7. Avec certains verbes comme donner un rhume à quelqu’un, réciter un texte à quelqu’un, le transfert se fait d’une manière partielle en ce sens que le donateur transfère une entité sans pour autant en être lui­même privé à la fin du processus. En effet, donner un ballon à quelqu’un suppose que le sujet n’est plus finalement en possession du ballon alors que donner un rhume à quelqu’un n'implique pas que le sujet ne soit plus enrhumé après avoir passé son rhume.

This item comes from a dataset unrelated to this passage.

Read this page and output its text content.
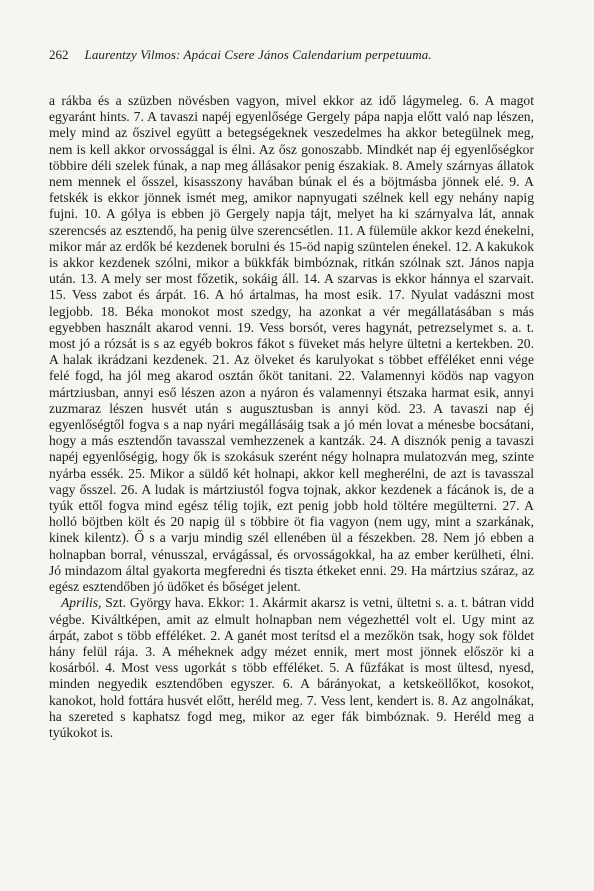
262 Laurentzy Vilmos: Apácai Csere János Calendarium perpetuuma.

a rákba és a szüzben növésben vagyon, mivel ekkor az idő lágymeleg. 6. A magot egyaránt hints. 7. A tavaszi napéj egyenlősége Gergely pápa napja előtt való nap lészen, mely mind az őszivel együtt a betegségeknek veszedelmes ha akkor betegülnek meg, nem is kell akkor orvossággal is élni. Az ősz gonoszabb. Mindkét nap éj egyenlőségkor többire déli szelek fúnak, a nap meg állásakor penig északiak. 8. Amely szárnyas állatok nem mennek el ősszel, kisasszony havában búnak el és a böjtmásba jönnek elé. 9. A fetskék is ekkor jönnek ismét meg, amikor napnyugati szélnek kell egy nehány napig fujni. 10. A gólya is ebben jö Gergely napja tájt, melyet ha ki szárnyalva lát, annak szerencsés az esztendő, ha penig ülve szerencsétlen. 11. A fülemüle akkor kezd énekelni, mikor már az erdők bé kezdenek borulni és 15-öd napig szüntelen énekel. 12. A kakukok is akkor kezdenek szólni, mikor a bükkfák bimbóznak, ritkán szólnak szt. János napja után. 13. A mely ser most főzetik, sokáig áll. 14. A szarvas is ekkor hánnya el szarvait. 15. Vess zabot és árpát. 16. A hó ártalmas, ha most esik. 17. Nyulat vadászni most legjobb. 18. Béka monokot most szedgy, ha azonkat a vér megállatásában s más egyebben használt akarod venni. 19. Vess borsót, veres hagynát, petrezselymet s. a. t. most jó a rózsát is s az egyéb bokros fákot s füveket más helyre ültetni a kertekben. 20. A halak ikrádzani kezdenek. 21. Az ölveket és karulyokat s többet efféléket enni vége felé fogd, ha jól meg akarod osztán őköt tanitani. 22. Valamennyi ködös nap vagyon mártziusban, annyi eső lészen azon a nyáron és valamennyi étszaka harmat esik, annyi zuzmaraz lészen husvét után s augusztusban is annyi köd. 23. A tavaszi nap éj egyenlőségtől fogva s a nap nyári megállásáig tsak a jó mén lovat a ménesbe bocsátani, hogy a más esztendőn tavasszal vemhezzenek a kantzák. 24. A disznók penig a tavaszi napéj egyenlőségig, hogy ők is szokásuk szerént négy holnapra mulatozván meg, szinte nyárba essék. 25. Mikor a süldő két holnapi, akkor kell megherélni, de azt is tavasszal vagy ősszel. 26. A ludak is mártziustól fogva tojnak, akkor kezdenek a fácánok is, de a tyúk ettől fogva mind egész télig tojik, ezt penig jobb hold töltére megülteтni. 27. A holló böjtben költ és 20 napig ül s többire öt fia vagyon (nem ugy, mint a szarkának, kinek kilentz). Ő s a varju mindig szél ellenében ül a fészekben. 28. Nem jó ebben a holnapban borral, vénusszal, ervágással, és orvosságokkal, ha az ember kerülheti, élni. Jó mindazom által gyakorta megferedni és tiszta étkeket enni. 29. Ha mártzius száraz, az egész esztendőben jó üdőket és bőséget jelent.

Aprilis, Szt. György hava. Ekkor: 1. Akármit akarsz is vetni, ültetni s. a. t. bátran vidd végbe. Kiváltképen, amit az elmult holnapban nem végezhettél volt el. Ugy mint az árpát, zabot s több efféléket. 2. A ganét most terítsd el a mezőkön tsak, hogy sok földet hány felül rája. 3. A méheknek adgy mézet ennik, mert most jönnek először ki a kosárból. 4. Most vess ugorkát s több efféléket. 5. A fűzfákat is most ültesd, nyesd, minden negyedik esztendőben egyszer. 6. A bárányokat, a ketskeöllőkot, kosokot, kanokot, hold fottára husvét előtt, heréld meg. 7. Vess lent, kendert is. 8. Az angolnákat, ha szereted s kaphatsz fogd meg, mikor az eger fák bimbóznak. 9. Heréld meg a tyúkokot is.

8. Avec un énoncé de sens privatif comme résister à une proposition, l’idée du transfert n’est pas très apparente dans la mesure où le verbe n’accepte pas la restitution d’un complément d’objet direct, mais le problème a été résolu par le recours à un verbe support et la paraphrase en « opposer une résistance » qui suppose un transfert – celui d'une proposition, même si le sujet la refuse.

9. Le test d’enchaînement en donc d’Anscombre et Ducrot s’applique à tous les exemples de LVF qui ont été vérifiés par le test de Boons et étaye encore davantage leur appartenance au datif. Son application avec un verbe psychologique comme ce renseignement suffit à Paul, qui a posé plus de problèmes, a montré que le transfert véhiculé par le sujet (renseignement), suppose une étape antérieure où le renseignement a été obtenu.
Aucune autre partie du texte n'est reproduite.